Ce livret doit aussi être présenté par l'intéressé à toutes réquisitions des autorités administratives ou judiciaires de la colonie.

5. Sont admis à la relégation individuelle après examen de leur conduite, les relégables qui justifient de moyens honorables d'existence, notamment par l'exercice de professions ou de métiers, ceux qui sont reconnus aptes à recevoir des concessions de terre et ceux qui sont autorisés à contracter des engagements de travail pour le compte de l'État, de la colonie, des protectorats ou des particuliers.

6. Il est procédé, pour l'admission au bénéfice de la relégation individuelle, de la manière suivante :
Le parquet près la Cour ou le tribunal qui a prononcé la relégation, le chef de l'administration locale du pays où résidait le relégable avant sa dernière condamnation, le directeur de l'établissement pénitentiaire où le relégable se trouvait en dernier lieu, sont appelés à donner leur avis. Le médecin de l'établissement pénitentiaire où se trouve le relégable examine son état de santé et ses aptitudes physiques et consigne ses observations et avis dans un rapport.
Le dossier est transmis au procureur général, chef du service judiciaire, sur la proposition duquel le
gouverneur général statue définitivement.

7. Lorsqu'un relégué subissant la relégation collective se trouve dans les conditions énoncées à l'art. 5 du présent décret, il peut demander à être admis au bénéfice de la relégation individuelle.

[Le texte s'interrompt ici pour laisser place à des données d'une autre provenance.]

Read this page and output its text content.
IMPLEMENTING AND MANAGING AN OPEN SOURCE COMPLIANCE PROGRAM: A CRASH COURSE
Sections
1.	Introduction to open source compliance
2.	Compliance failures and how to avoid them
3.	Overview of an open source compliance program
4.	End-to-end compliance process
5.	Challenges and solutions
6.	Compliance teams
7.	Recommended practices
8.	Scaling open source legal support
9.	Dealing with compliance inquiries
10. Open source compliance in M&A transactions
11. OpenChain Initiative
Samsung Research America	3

Cette demande est soumise à la procédure réglée par l'art. 6. Tout relégué collectif qui a demandé à être admis au bénéfice de la relégation individuelle et dont la demande n'a pas été accueillie ne peut la renouveler pendant un délai de six mois à dater de la notification du rejet.

8. Le bénéfice de la relégation individuelle peut être retiré au relégué : 1° en cas de nouvelle condamnation pour crime ou délit ; 2° pour inconduite notoire ; 3° pour violation des mesures d'ordre et de surveillance auxquelles le relégué était soumis ; 4° pour rupture volontaire et non justifiée de son engagement ; 5e pour abandon de sa concession.
Le retrait est prononcé définitivement par le gouverneur général sur la proposition du chef du service judiciaire.

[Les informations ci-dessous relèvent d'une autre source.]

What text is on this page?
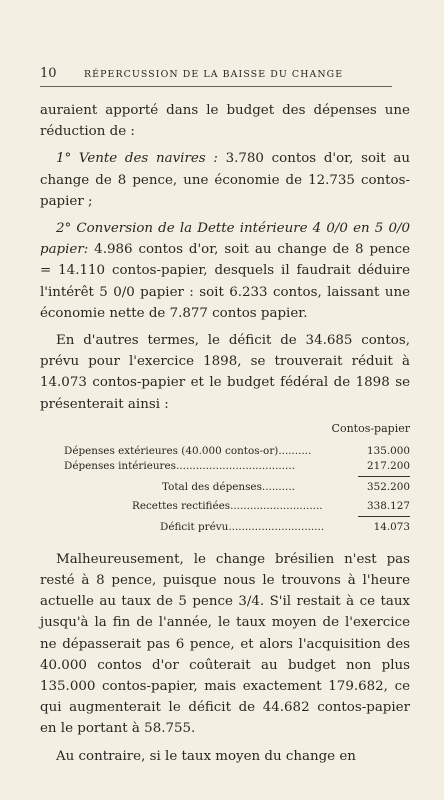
10	RÉPERCUSSION DE LA BAISSE DU CHANGE

auraient apporté dans le budget des dépenses une réduction de :

1° Vente des navires : 3.780 contos d'or, soit au change de 8 pence, une économie de 12.735 contos-papier ;

2° Conversion de la Dette intérieure 4 0/0 en 5 0/0 papier: 4.986 contos d'or, soit au change de 8 pence = 14.110 contos-papier, desquels il faudrait déduire l'intérêt 5 0/0 papier : soit 6.233 contos, laissant une économie nette de 7.877 contos papier.

En d'autres termes, le déficit de 34.685 contos, prévu pour l'exercice 1898, se trouverait réduit à 14.073 contos-papier et le budget fédéral de 1898 se présenterait ainsi :

Contos-papier
Dépenses extérieures (40.000 contos-or)..........	135.000
Dépenses intérieures....................................	217.200
Total des dépenses..........	352.200
Recettes rectifiées............................	338.127
Déficit prévu.............................	14.073

Malheureusement, le change brésilien n'est pas resté à 8 pence, puisque nous le trouvons à l'heure actuelle au taux de 5 pence 3/4. S'il restait à ce taux jusqu'à la fin de l'année, le taux moyen de l'exercice ne dépasserait pas 6 pence, et alors l'acquisition des 40.000 contos d'or coûterait au budget non plus 135.000 contos-papier, mais exactement 179.682, ce qui augmenterait le déficit de 44.682 contos-papier en le portant à 58.755.

Au contraire, si le taux moyen du change en
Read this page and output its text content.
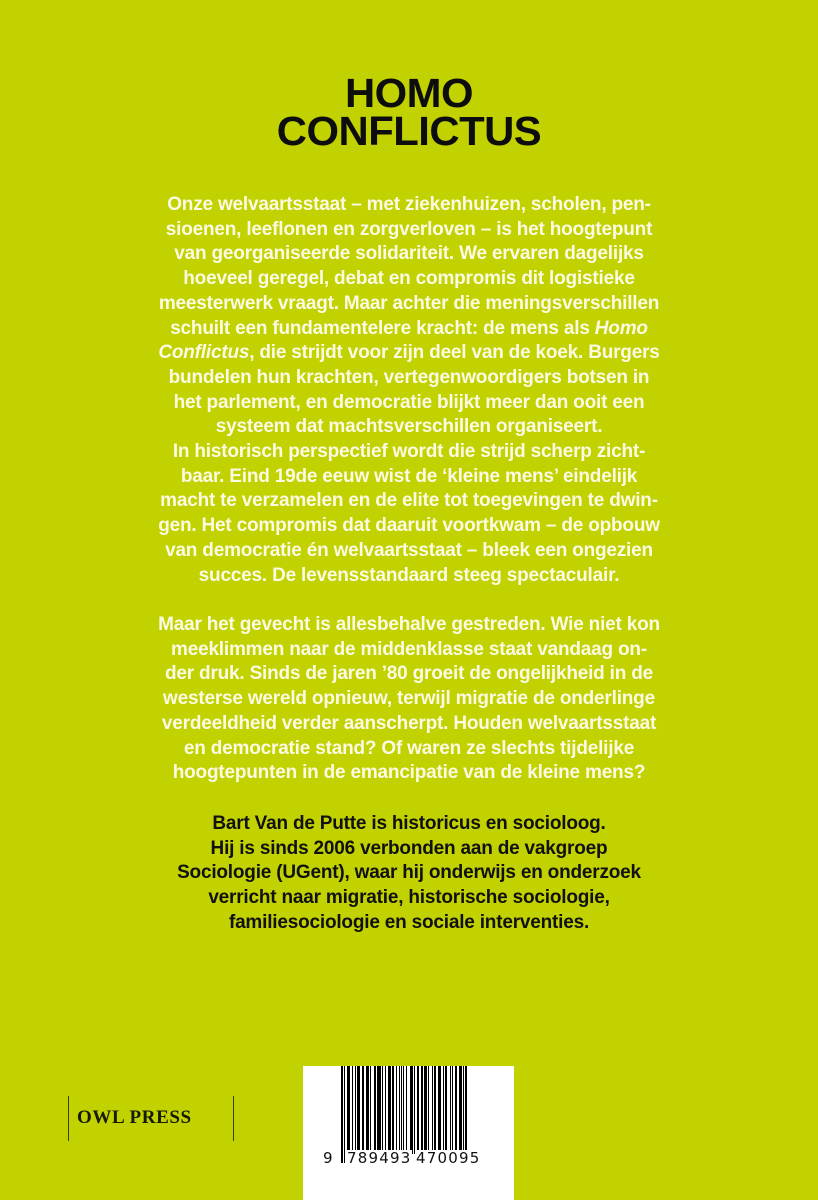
HOMO
CONFLICTUS
Onze welvaartsstaat – met ziekenhuizen, scholen, pen-
sioenen, leeflonen en zorgverloven – is het hoogtepunt
van georganiseerde solidariteit. We ervaren dagelijks
hoeveel geregel, debat en compromis dit logistieke
meesterwerk vraagt. Maar achter die meningsverschillen
schuilt een fundamentelere kracht: de mens als Homo
Conflictus, die strijdt voor zijn deel van de koek. Burgers
bundelen hun krachten, vertegenwoordigers botsen in
het parlement, en democratie blijkt meer dan ooit een
systeem dat machtsverschillen organiseert.
In historisch perspectief wordt die strijd scherp zicht-
baar. Eind 19de eeuw wist de ‘kleine mens’ eindelijk
macht te verzamelen en de elite tot toegevingen te dwin-
gen. Het compromis dat daaruit voortkwam – de opbouw
van democratie én welvaartsstaat – bleek een ongezien
succes. De levensstandaard steeg spectaculair.
Maar het gevecht is allesbehalve gestreden. Wie niet kon
meeklimmen naar de middenklasse staat vandaag on-
der druk. Sinds de jaren ’80 groeit de ongelijkheid in de
westerse wereld opnieuw, terwijl migratie de onderlinge
verdeeldheid verder aanscherpt. Houden welvaartsstaat
en democratie stand? Of waren ze slechts tijdelijke
hoogtepunten in de emancipatie van de kleine mens?
Bart Van de Putte is historicus en socioloog.
Hij is sinds 2006 verbonden aan de vakgroep
Sociologie (UGent), waar hij onderwijs en onderzoek
verricht naar migratie, historische sociologie,
familiesociologie en sociale interventies.
OWL PRESS
9 789493 470095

9. Avant le départ des relégués, le gouverneur général peut, à titre provisoire, les dispenser de la relégation pour cause de maladie ou d'infirmité, sur le rapport du directeur et du médecin de l'établissement pénitentiaire et l'avis du chef de l'administration locale du lieu où se trouve le relégable et sur la proposition du chef du service judiciaire. La dispense conférée à titre provisoire ne peut durer plus d'une année. Elle ne peut être renouvelée que dans les mêmes formes et conditions.

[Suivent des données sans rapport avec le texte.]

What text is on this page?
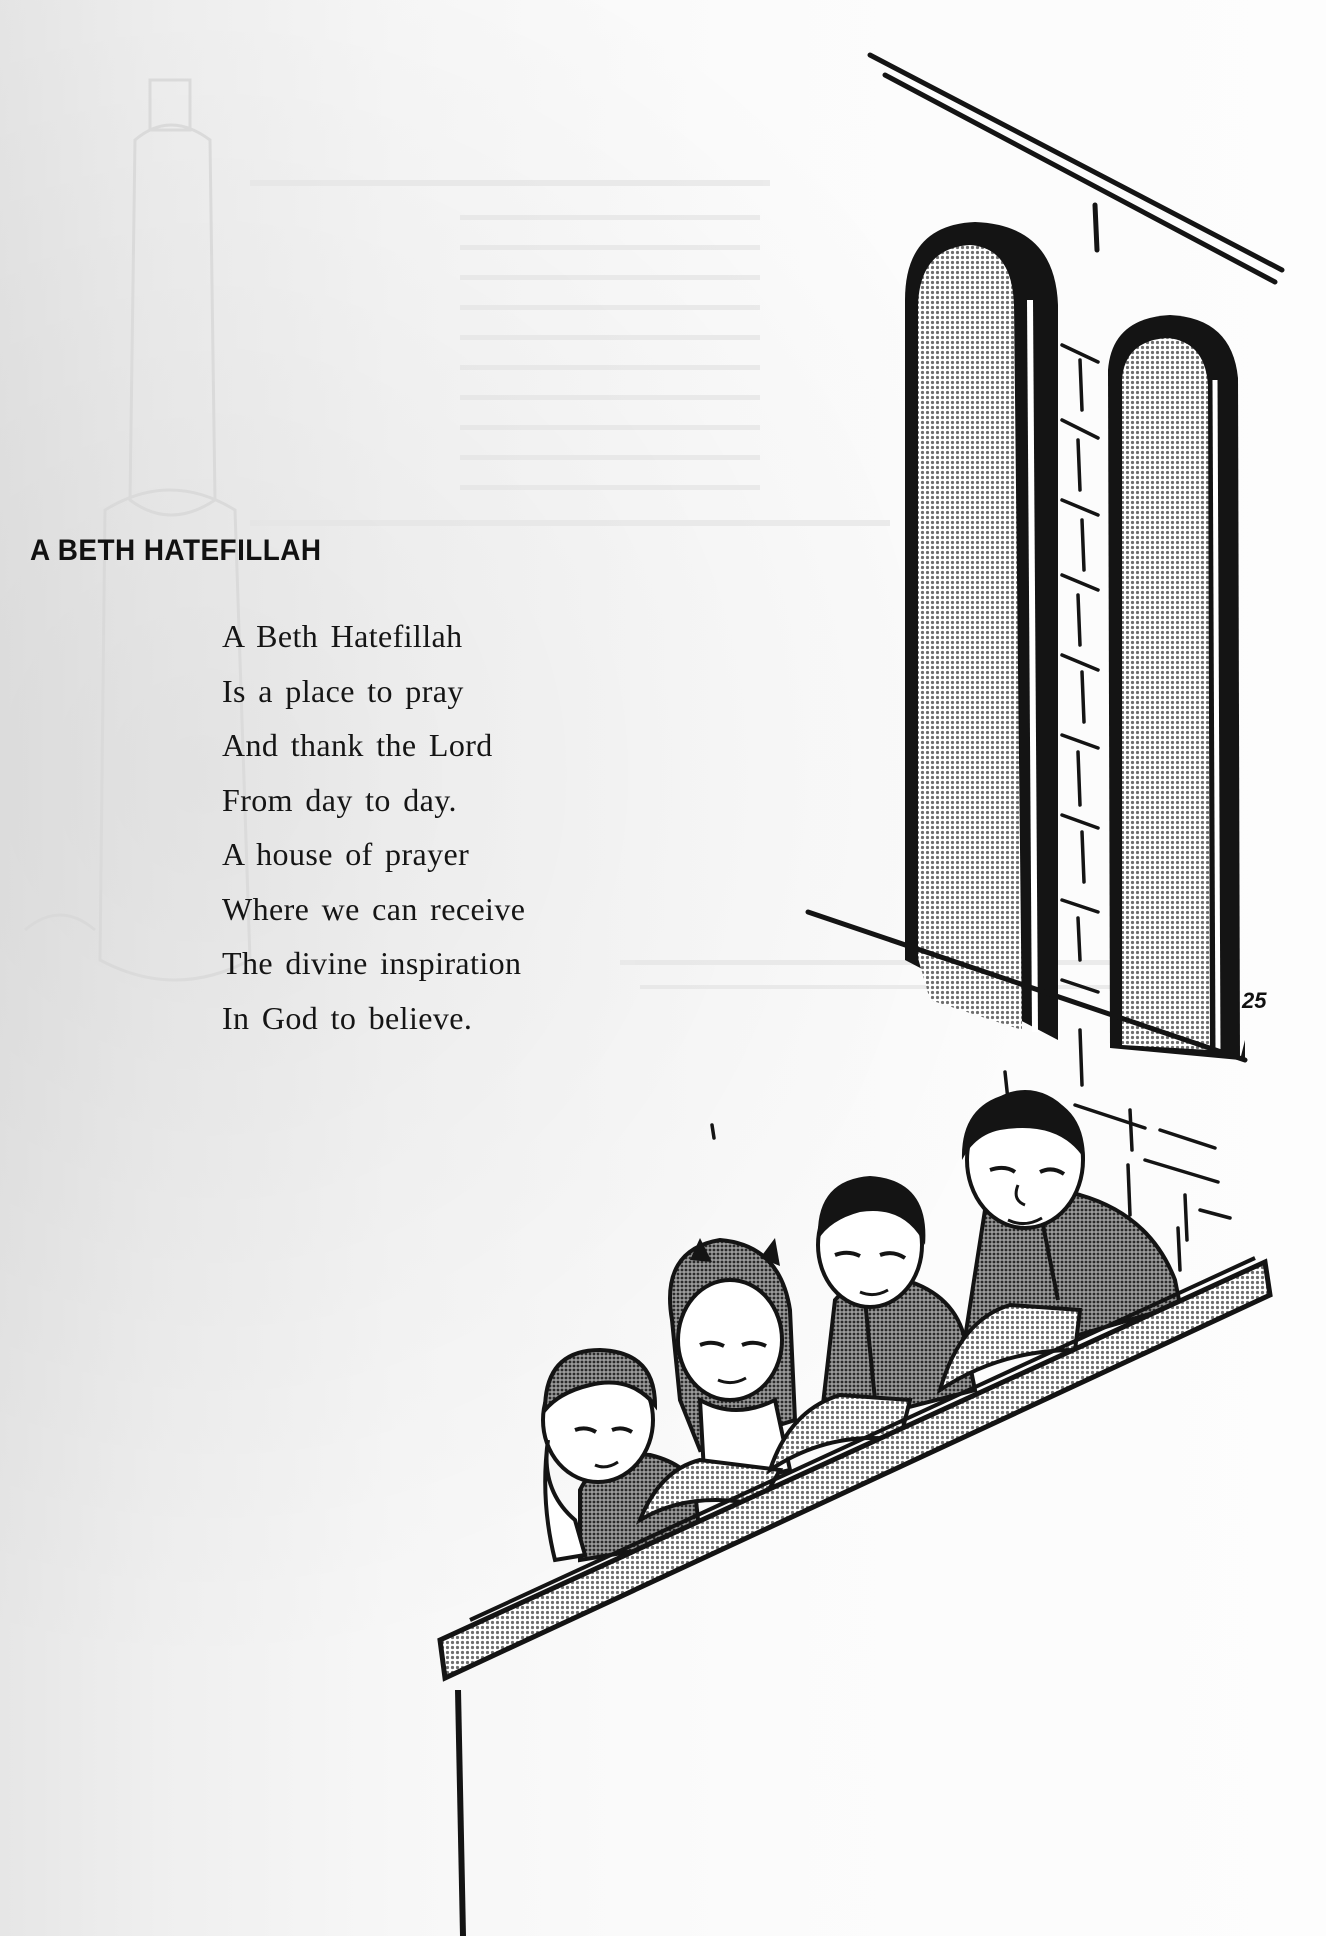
A BETH HATEFILLAH
A Beth Hatefillah
Is a place to pray
And thank the Lord
From day to day.
A house of prayer
Where we can receive
The divine inspiration
In God to believe.	25
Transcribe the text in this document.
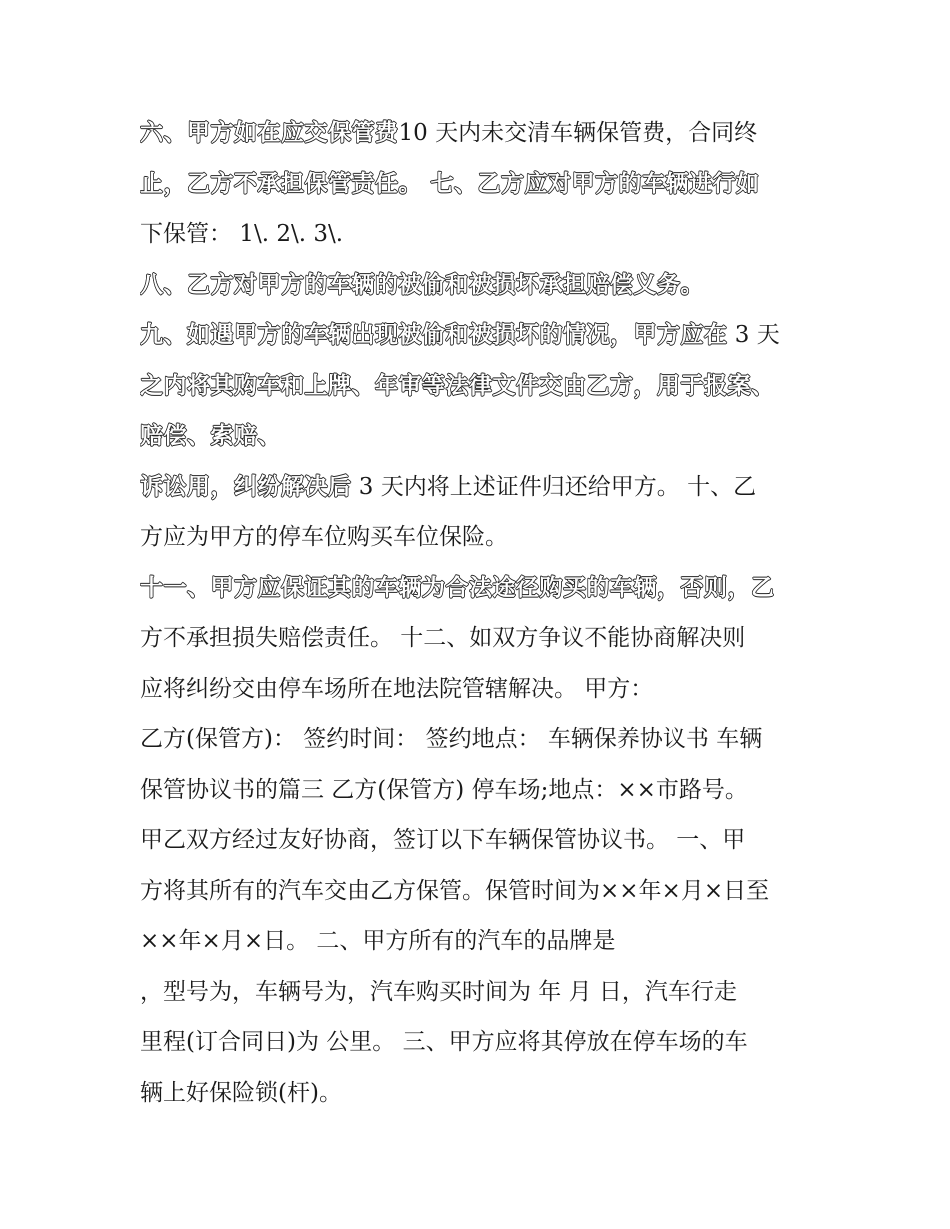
六、甲方如在应交保管费10 天内未交清车辆保管费，合同终
止，乙方不承担保管责任。 七、乙方应对甲方的车辆进行如
下保管： 1\. 2\. 3\.
八、乙方对甲方的车辆的被偷和被损坏承担赔偿义务。
九、如遇甲方的车辆出现被偷和被损坏的情况，甲方应在 3 天
之内将其购车和上牌、年审等法律文件交由乙方，用于报案、
赔偿、索赔、
诉讼用，纠纷解决后 3 天内将上述证件归还给甲方。 十、乙
方应为甲方的停车位购买车位保险。
十一、甲方应保证其的车辆为合法途径购买的车辆，否则，乙
方不承担损失赔偿责任。 十二、如双方争议不能协商解决则
应将纠纷交由停车场所在地法院管辖解决。 甲方：
乙方(保管方)： 签约时间： 签约地点： 车辆保养协议书 车辆
保管协议书的篇三 乙方(保管方) 停车场;地点：××市路号。
甲乙双方经过友好协商，签订以下车辆保管协议书。 一、甲
方将其所有的汽车交由乙方保管。保管时间为××年×月×日至
××年×月×日。 二、甲方所有的汽车的品牌是
，型号为，车辆号为，汽车购买时间为 年 月 日，汽车行走
里程(订合同日)为 公里。 三、甲方应将其停放在停车场的车
辆上好保险锁(杆)。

10. Les relégables, ayant accompli la durée des peines à subir avant la relégation, peuvent être maintenus en dépôt dans les établissements pénitentiaires ordinaires ou dans des pénitenciers spéciaux jusqu'à leur départ pour les lieux de relégation, notamment pendant l'instruction des demandes de dispense et pendant la durée des dispenses accordées à titre provisoire.

11. Les relégables maintenus en dépôt sont astreints aux conditions de discipline et de travail arrêtées pour chaque établissement, mais avec les différences de régime que comporte leur situation comparée à celle des condamnés relégables en cours de peine.

12. Le transfèrement des relégables avant l'expiration des peines qu'ils ont à subir est autorisé par le gouverneur général après avis du gouverneur ou du résident supérieur du lieu de détention et sur la proposition du procureur général, chef du service judiciaire.

13. Au cours de leur transfèrement et jusqu'à leur arrivée aux lieux de relégation, les relégués sont maintenus en état de dépôt. Ils sont, en outre, soumis aux conditions d'ordre et aux règles disciplinaires déterminées par le gouverneur général. Lorsque le transfèrement précède l'expiration des peines, la durée du transfèrement est comptée pour l'accomplissement de ces peines.

14. Sur autorisation du gouverneur général et sous les conditions fixées par lui, après avis du gouverneur ou du résident supérieur du pays, lieu de la relégation, et du chef du service judiciaire, des établissements, exploitations et domaines particuliers peuvent être assimilés aux établissements publics mentionnés à l'art. 3 pour fournir du travail et des moyens de subsistance aux condamnés soumis à la relégation collective. Il peut, en conséquence, être envoyé et maintenu dans ces établissements privés des groupes ou détachements de relégués qui demeurent placés sous la surveillance des agents de la colonie et qui sont soumis aux mêmes règles disciplinaires et au même régime que dans les établissements publics de travail.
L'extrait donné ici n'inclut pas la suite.